JAKARTA — Komisi IX dan XI DPR RI menolak usulan kenaikan tarif iuran BPJS Kesehatan kelas III bagi peserta Pekerja Bukan Penerima Upah (PBPU) dan Bukan Pekerja (BP). Dengan penolakan tersebut, iuran kelas III akan tetap sebesar Rp 25.500 per jiwa per bulan.

Penolakan tersebut lantaran validasi data peserta BPJS Kesehatan belum tuntas. Terutama, bagi peserta kelas III saat ini yang semestinya menjadi peserta Penerima Bantuan Iuran (PBI) yang iurannya ditanggung penuh oleh pemerintah.

“Komisi IX dan Komisi XI DPR RI menolak rencana pemerintah untuk menaikkan premi JKN untuk PBPU dan BP kelas III, sampai pemerintah menyelesaikan data cleansing serta mendesak pemerintah untuk mencari cata lain dalam menanggulangi defisit dana jaminan sosial kesehatan,” kata Wakil Ketua Komisi XI DPR sekaligus Pimpinan Rapat Kerja, Soepriyatno saat membacakan kesimpulan rapat di Kompleks Parlemen, Jakarta, Senin (2/9).

Keputusan tersebut merupakan satu dari sembilan kesimpulan rapat. Sempat terjadi perdebatan antara pemerintah dan DPR mengenai penolakan DPR. Awalnya, dewan bersikukuh menolak kenaikan tarif. Namun, Wakil Menteri Keuangan Mardiasmo meminta DPR untuk tidak menolak.

Setelah melalui lobi dan perdebatan, kedua pihak memutuskan untuk tidak menaikkan tarif iuran BPJS Kelas III sampai validasi data kepesertaan tuntas. Soepryano mengatakan, validasi data menjadi penting karena sampai saat ini banyak masyarakat miskin yang seharusnya menjadi peserta PBI, namun menjadi peserta mandiri.

Sebaliknya, banyak masyarakat mampu yang semestinya menjadi peserta mandiri justru menjadi peserta PBI. Dinaikkannya tarif iuran kelas III akan memberatkan mereka yang semestinya menjadi peserta PBI dan berhak mendapat bantuan pemerintah.

“Ini akan jadi persoalan kalau kelas III dinaikkan. Jadi, tidak dinaikkan dulu sampai data cleansing selesai. Kami takut orang yang seharusnya tidak terima bantuan malah terima.
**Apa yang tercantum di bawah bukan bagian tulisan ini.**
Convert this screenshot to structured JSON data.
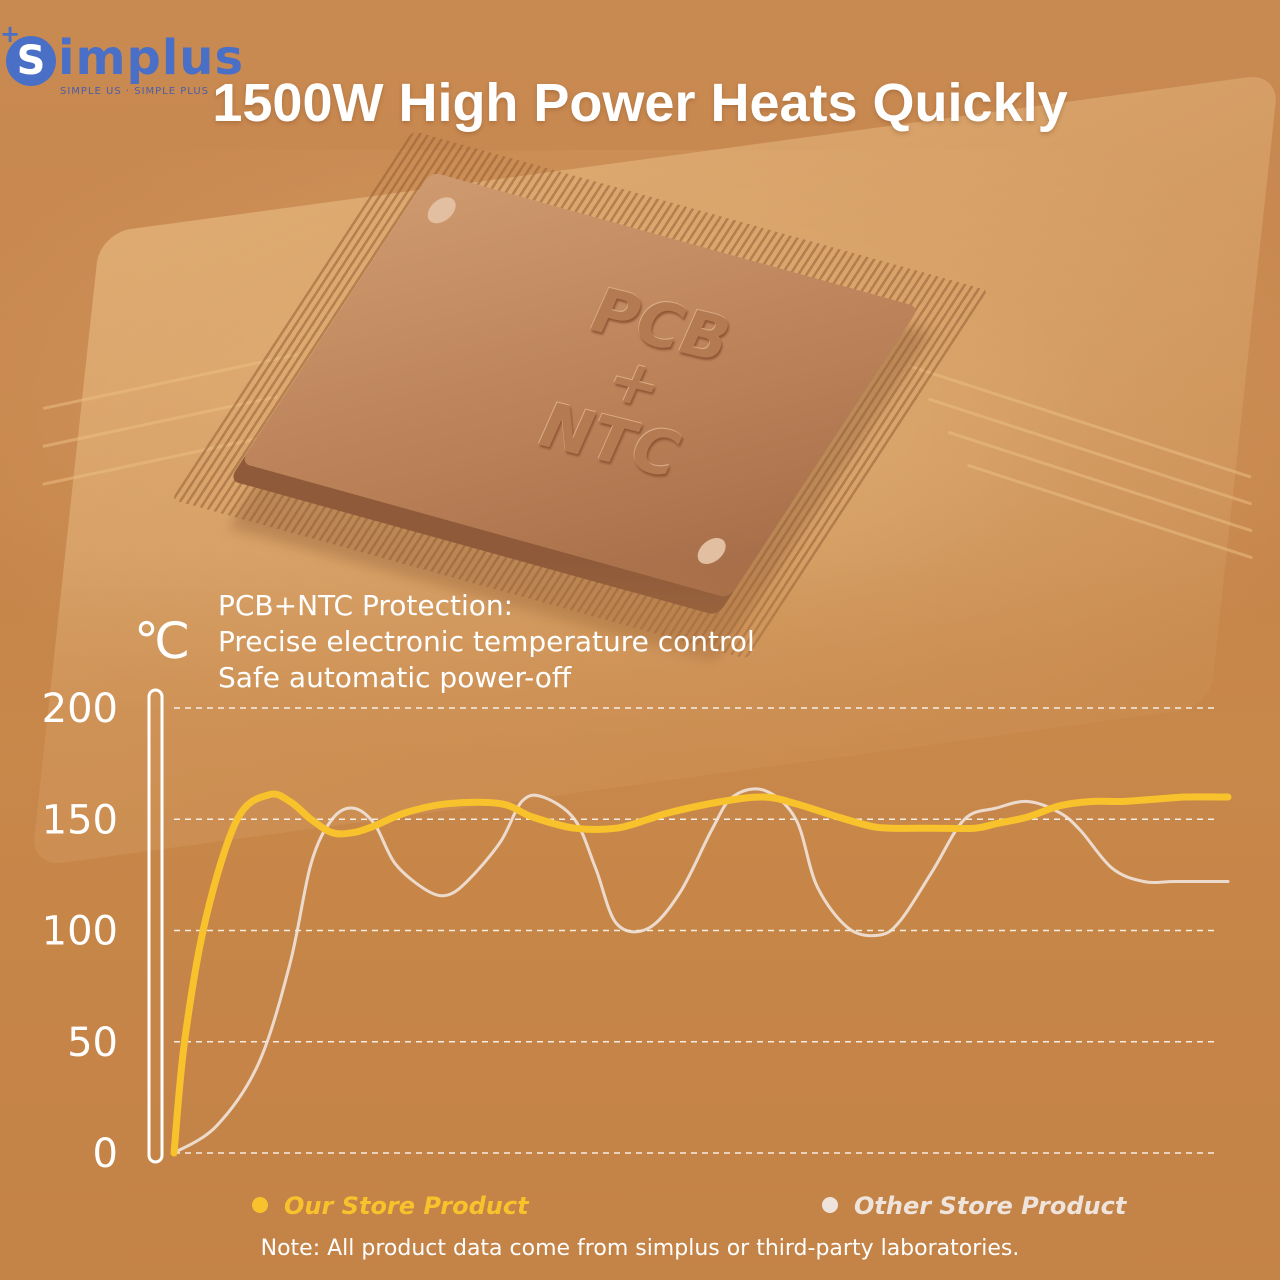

Orang miskin harus menerima manfaat dari PBI,” kata dia.

Berdasarkan hasil audit Badan Pengawasan Keuangan dan Pembangunan (BPKP), masih terdapat 10.654.530 peserta Jaminan Kesehatan Nasional yang masih bermasalah. Status mereka belum jelas apakah masuk dalam kategori mampu atau miskin.
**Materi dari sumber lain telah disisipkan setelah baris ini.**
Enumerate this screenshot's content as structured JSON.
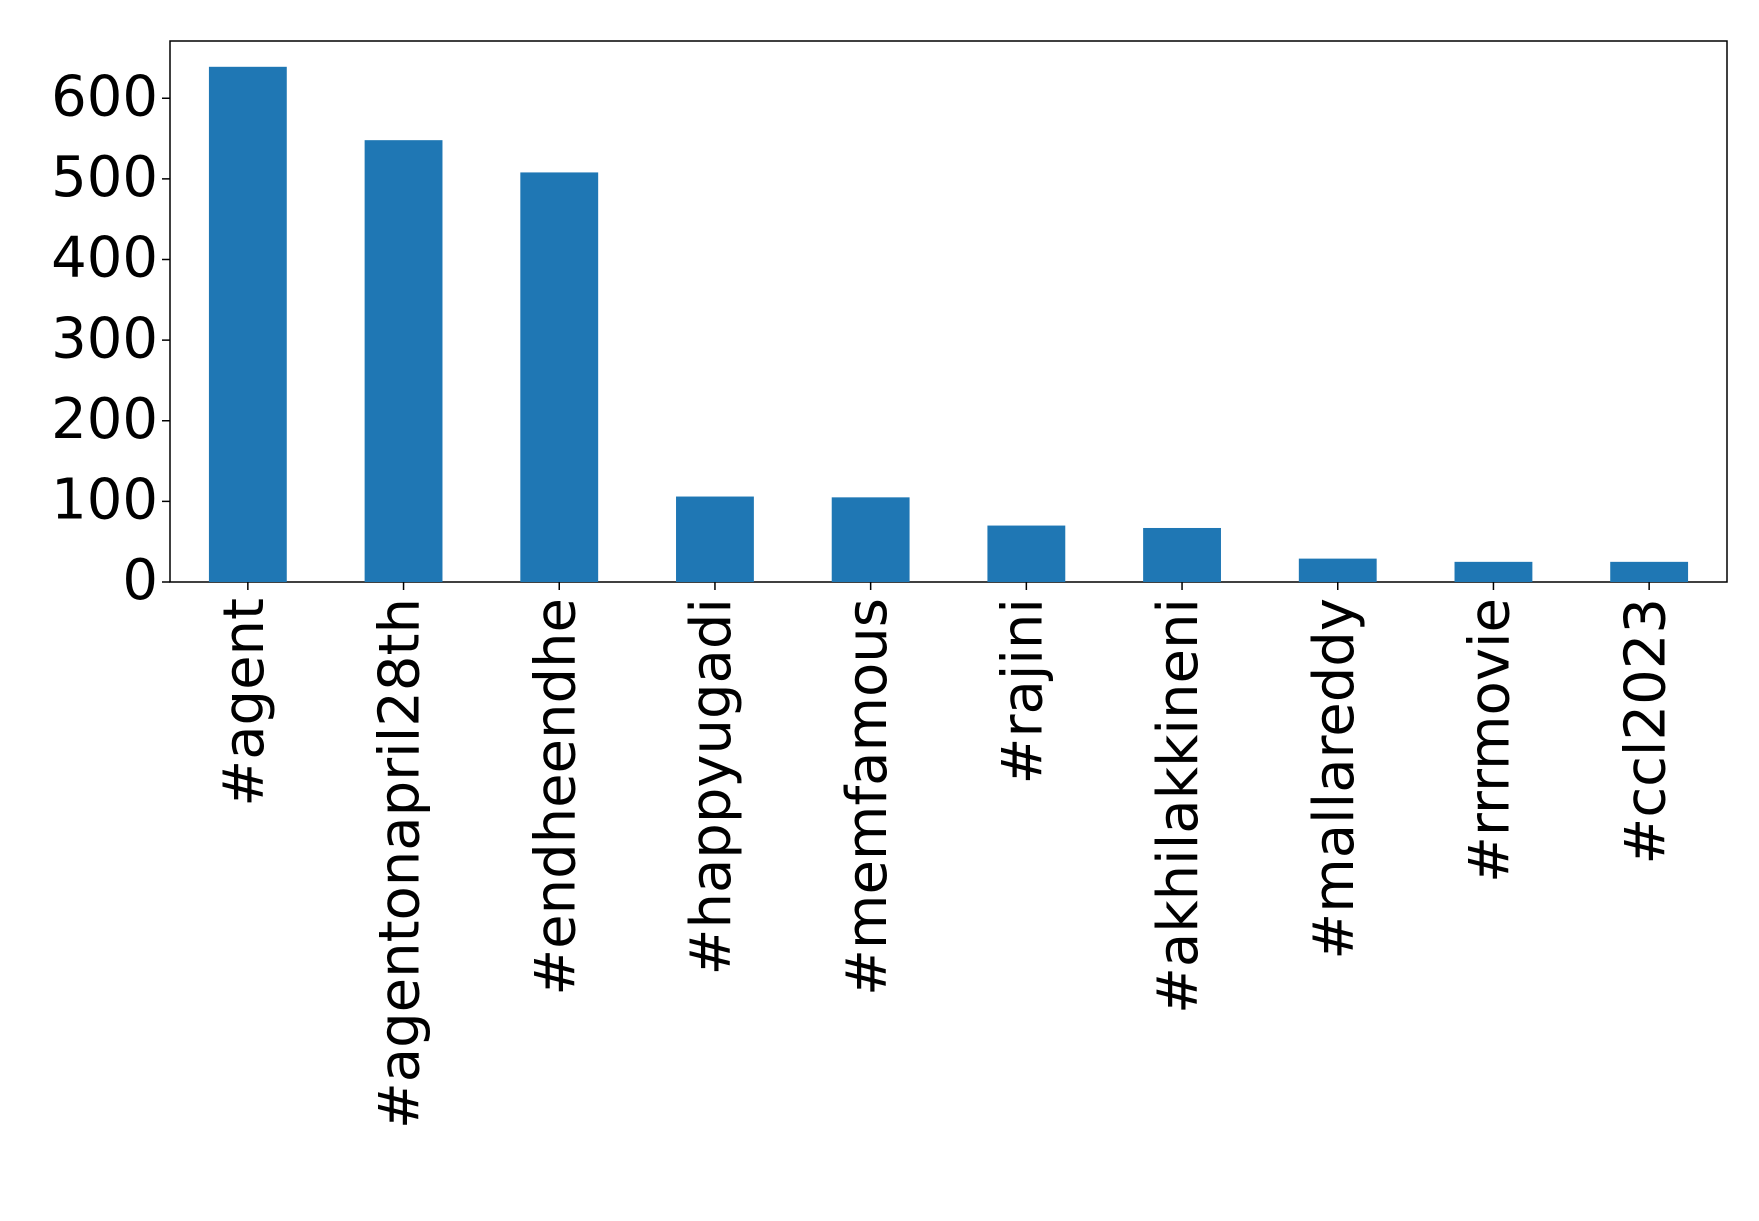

Karena itu DPR mendesak pemerintah untuk segera menuntaskan status para peserta tersebut baru dapat menaikkan iuran kelas III. Di satu sisi, lanjut Soepriyatno, pihaknya mendesak pemerintah untuk segera mengambil kebijakan dalam mengatasi defisit.

Berbeda dengan iuran BPJS Kesehatan kelas III, sebaliknya untuk peserta mandiri kelas I dan II diputuskan naik. Selain itu, iuran bulanan peserta Penerima Bantuan Iuran (PBI) yang iurannya dibayarkan penuh pemerintah juga dinaikkan.

Berdasarkan kesimpulan Rapat Kerja Gabungan Jaminan Kesehatan Nasional di Kompleks Parlemen, Senayan, Jakarta, Senin (2/9) iuran BPJS Kesehatan yang tidak naik hanya peserta mandiri yang merupakan Pekerja Bukan Penerima Upah (PBPU) serta Bukan Pekerja (BP) kelas III.

Wakil Menteri Keuangan Mardiasmo mengatakan, iuran kelas I dan II akan mulai dinaikkan pada Januari 2020. Dimana, iuran kelas I akan naik dari Rp 80 ribu menjadi Rp 160 ribu per jiwa per bulan. Sedangkan iuran kelas II naik dari Rp 59 ribu menjadi Rp 120 ribu.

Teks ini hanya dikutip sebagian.